Whanau Ora helping families get results

Whanau Ora worker Dean James (right, front) pictured at the Smith family home in Rotorua. Photo / Alan Gibson
Whanau Ora worker Dean James (right, front) pictured at the Smith family home in Rotorua. Photo / Alan Gibson

Te Puni Korkiri says it is happy with the performance of a Whanau Ora fund despite an evaluation which found $7.7 million has been distributed to families without the results being measured.

The independent evaluation released to Radio New Zealand under the Official Information Act found there was evidence the Whanau Integration, Innovation Engagement Fund was helping families get results.
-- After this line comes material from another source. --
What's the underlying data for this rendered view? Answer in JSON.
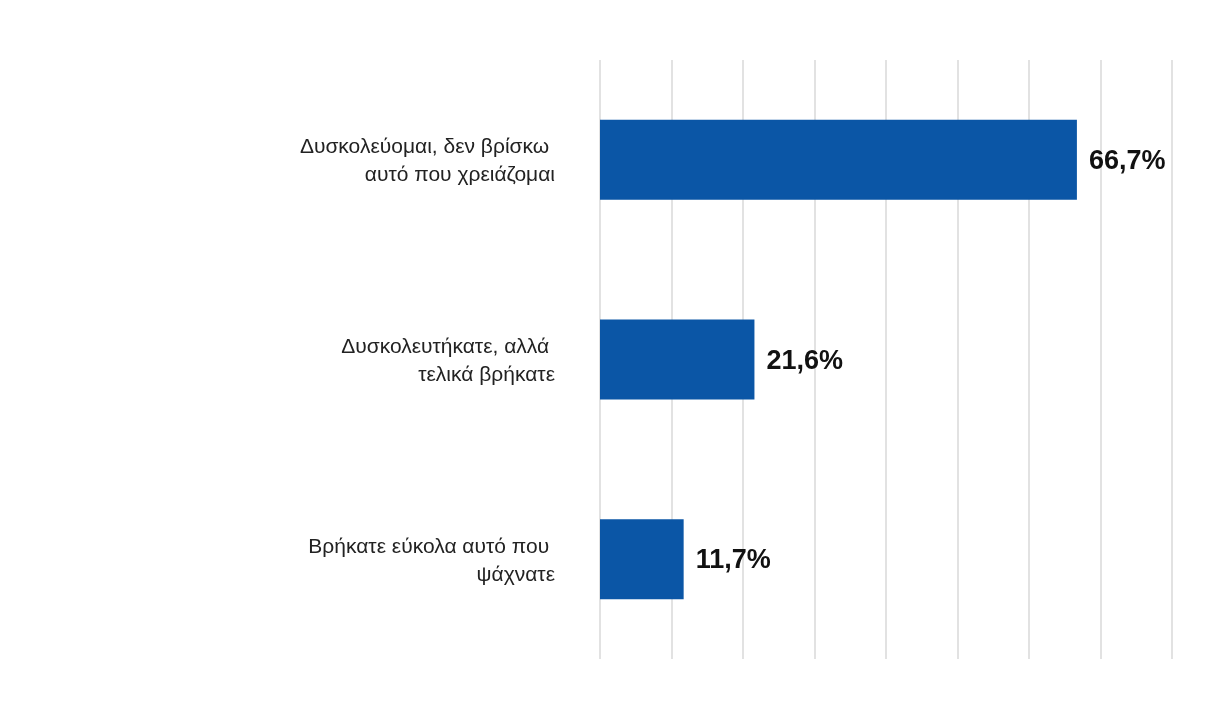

But the report said it was not known how many whanau plans had been written or completed.

The fund allows families to apply for up to $20,000 in grants to achieve goals like stopping gambling or leading healthier lifestyles.
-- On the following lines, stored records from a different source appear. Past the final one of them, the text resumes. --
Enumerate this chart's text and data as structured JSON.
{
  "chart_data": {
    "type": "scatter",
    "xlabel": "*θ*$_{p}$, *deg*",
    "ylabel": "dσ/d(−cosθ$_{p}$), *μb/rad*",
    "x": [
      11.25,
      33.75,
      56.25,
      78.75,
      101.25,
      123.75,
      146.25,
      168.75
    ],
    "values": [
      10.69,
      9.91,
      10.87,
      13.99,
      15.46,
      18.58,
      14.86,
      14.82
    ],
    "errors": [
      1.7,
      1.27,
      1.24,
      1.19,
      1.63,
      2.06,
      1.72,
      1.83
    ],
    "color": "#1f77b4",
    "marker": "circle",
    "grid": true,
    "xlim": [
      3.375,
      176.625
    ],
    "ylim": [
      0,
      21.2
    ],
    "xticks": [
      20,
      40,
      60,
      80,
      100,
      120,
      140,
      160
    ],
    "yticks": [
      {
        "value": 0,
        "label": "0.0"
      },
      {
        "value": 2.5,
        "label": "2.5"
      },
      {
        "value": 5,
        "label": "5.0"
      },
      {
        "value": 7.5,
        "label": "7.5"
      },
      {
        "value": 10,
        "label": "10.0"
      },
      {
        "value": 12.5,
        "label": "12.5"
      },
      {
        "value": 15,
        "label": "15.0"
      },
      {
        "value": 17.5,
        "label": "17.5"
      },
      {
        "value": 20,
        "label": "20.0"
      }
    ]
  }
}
Te Puni Korkiri said it was pleased with the performance of the fund over its first two years and the contribution it makes to the wider whanau ora approach.

About 33,000 people in more than 2000 families had accessed support from the fund to put together development goals and plans for their members.

"An independent evaluation found that bringing whanau together backed up by good quality facilitation is transformative in itself.

"This is a positive indication of the impact that the fund is having but gathering a stronger evidence base will be a priority for the fund and the wider Whanau Ora effort going forward."

Te Puni Korkiri said it was developing its internal management response and would refine its fund procedures and practices.

Meanwhile, a Dunedin gang member has been jailed for four years after misappropriating $20,000 from a Whanau Ora-funded family violence programme so he could buy cannabis for sale.

Mongrel Mob member Korrey Teeati Cook, 36, pleaded guilty to dishonestly converting $20,000 of money from the We Against Violence Trust, conspiring with others to sell cannabis and possessing cannabis for supply.

He was sentenced in Dunedin District Court yesterday.

The court was told the trust was a legitimate organisation which helped whanau and only $20,000 of the $56,000 it received was used for criminal purposes.